Et il se précipita au plus épais de la foule; mais si prompt que fût son mouvement, celui des assaillants fut plus prompt encore à l'éviter. Il se trouva le centre d'un nouveau cercle, aussi épais que le premier, aussi facile à forcer, aussi prompt à se reformer. Heureusement il lui vint une idée : il aperçut Barakhan qui, monté à cheval et caché derrière ses gardes, les excitait à se jeter sur lui. Sur-le-champ, d'un bond, il saisit, à droite et à gauche, un homme de chaque main, et, sans faire de mal à ses deux prisonniers, il les appliqua l'un sur sa poitrine et l'autre sur son dos pour se garantir des flèches qu'on lui lançait. Aussitôt les gardes cessèrent de le harceler pour ne pas frapper leurs camarades. Pierrot profita de ce temps d'arrêt, lâcha le prisonnier qu'il tenait serré sur sa poitrine, et faisant tournoyer son sabre autour de sa tête avec la force lente, régulière et irrésistible d'un faucheur qui coupe l'herbe des prés, il abattit en une minute quinze ou vingt têtes parmi les plus voisines. On s'écarta de nouveau, et si brusquement que Pierrot se trouva en face de Barakhan. Celui-ci voulut fuir, mais la foule était trop épaisse. Il lança son cheval sur Pierrot, mais notre ami l'évita, prit d'une main la bride du cheval, et de l'autre saisissant Barakhan par la jambe, il l'enleva de la selle, le fit tourner quelque temps comme une fronde, et le lança avec une telle force que le malheureux prince s'éleva dans les airs jusqu'au-dessus des nuages.

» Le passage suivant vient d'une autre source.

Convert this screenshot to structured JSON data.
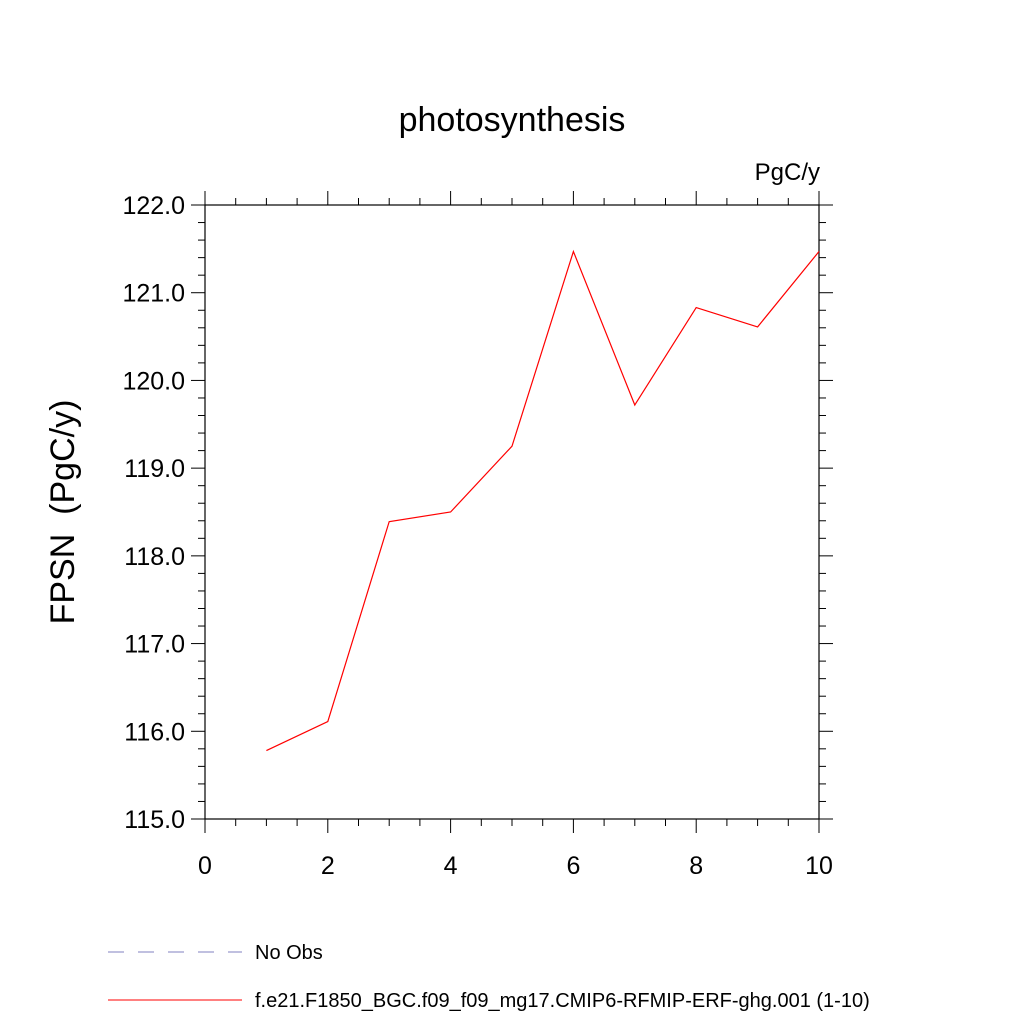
{
  "chart_data": {
    "type": "line",
    "title": "photosynthesis",
    "units_label": "PgC/y",
    "xlabel": "",
    "ylabel": "FPSN  (PgC/y)",
    "xlim": [
      0,
      10
    ],
    "ylim": [
      115.0,
      122.0
    ],
    "x_ticks": [
      0,
      2,
      4,
      6,
      8,
      10
    ],
    "x_tick_labels": [
      "0",
      "2",
      "4",
      "6",
      "8",
      "10"
    ],
    "y_ticks": [
      115.0,
      116.0,
      117.0,
      118.0,
      119.0,
      120.0,
      121.0,
      122.0
    ],
    "y_tick_labels": [
      "115.0",
      "116.0",
      "117.0",
      "118.0",
      "119.0",
      "120.0",
      "121.0",
      "122.0"
    ],
    "grid": false,
    "legend_position": "bottom",
    "series": [
      {
        "name": "f.e21.F1850_BGC.f09_f09_mg17.CMIP6-RFMIP-ERF-ghg.001 (1-10)",
        "color": "#ff0000",
        "x": [
          1,
          2,
          3,
          4,
          5,
          6,
          7,
          8,
          9,
          10
        ],
        "y": [
          115.78,
          116.11,
          118.39,
          118.5,
          119.25,
          121.47,
          119.72,
          120.83,
          120.61,
          121.47
        ]
      }
    ],
    "legend": [
      {
        "label": "No Obs",
        "color": "#8080c0",
        "style": "dashed"
      },
      {
        "label": "f.e21.F1850_BGC.f09_f09_mg17.CMIP6-RFMIP-ERF-ghg.001 (1-10)",
        "color": "#ff0000",
        "style": "solid"
      }
    ]
  }
}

En retombant, il aperçut, à droite, les sommets neigeux du Dawalagiri, qui réfléchissaient les rayons du soleil, et à gauche, les monts Kouen-Lun, qui dominent la Grande-Mandchourie et qu'aucun voyageur n'a encore visités; mais il n'eut pas le temps de faire part à l'Académie des Sciences de ses découvertes, parce qu'au bout de quelques minutes, on le trouva fracassé et brisé en mille morceaux.
À ce spectacle, un cri unanime s'élève dans l'assemblée :
- Vive le roi Vantripan ! Vive Pierrot, notre général ! Vive la princesse Bandoline ! etc...
Et tout le monde courut baiser le pan de l'habit de Pierrot.
- Qu'est-ce ? s'écria-t-il. Tout à l'heure vous m'avez voulu empaler; à présent, vous m'adorez. Avez-vous menti ? Ou mentez-vous ?
- Nous ne mentons jamais, seigneur capitaine. Nous sommes toujours les serviteurs du plus fort. Tout à l'heure, nous avons cru que Barakhan était le plus fort, nous lui avons obéi. Maintenant, nous voyons que vous l'êtes, et nous vous obéissons. Qu'il soit maudit, cet usurpateur, ce Barakhan qui nous a trompés !
"Si jamais je suis roi", pensa Pierrot, "je me souviendrai de la leçon. Mais hâtons-nous de rassurer cette pauvre princesse; elle a dû trembler pour ma vie."
Bandoline n'avait pas tremblé pour la vie de Pierrot. Elle haïssait Barakhan, et avait, pour s'en délivrer, demandé du secours à Pierrot; mais elle regardait la vie de Pierrot comme lui appartenant par droit divin, ainsi que toutes les autres choses de ce monde. C'est ce que le pauvre Pierrot, aveuglé par son amour et son ambition, ne comprenait pas.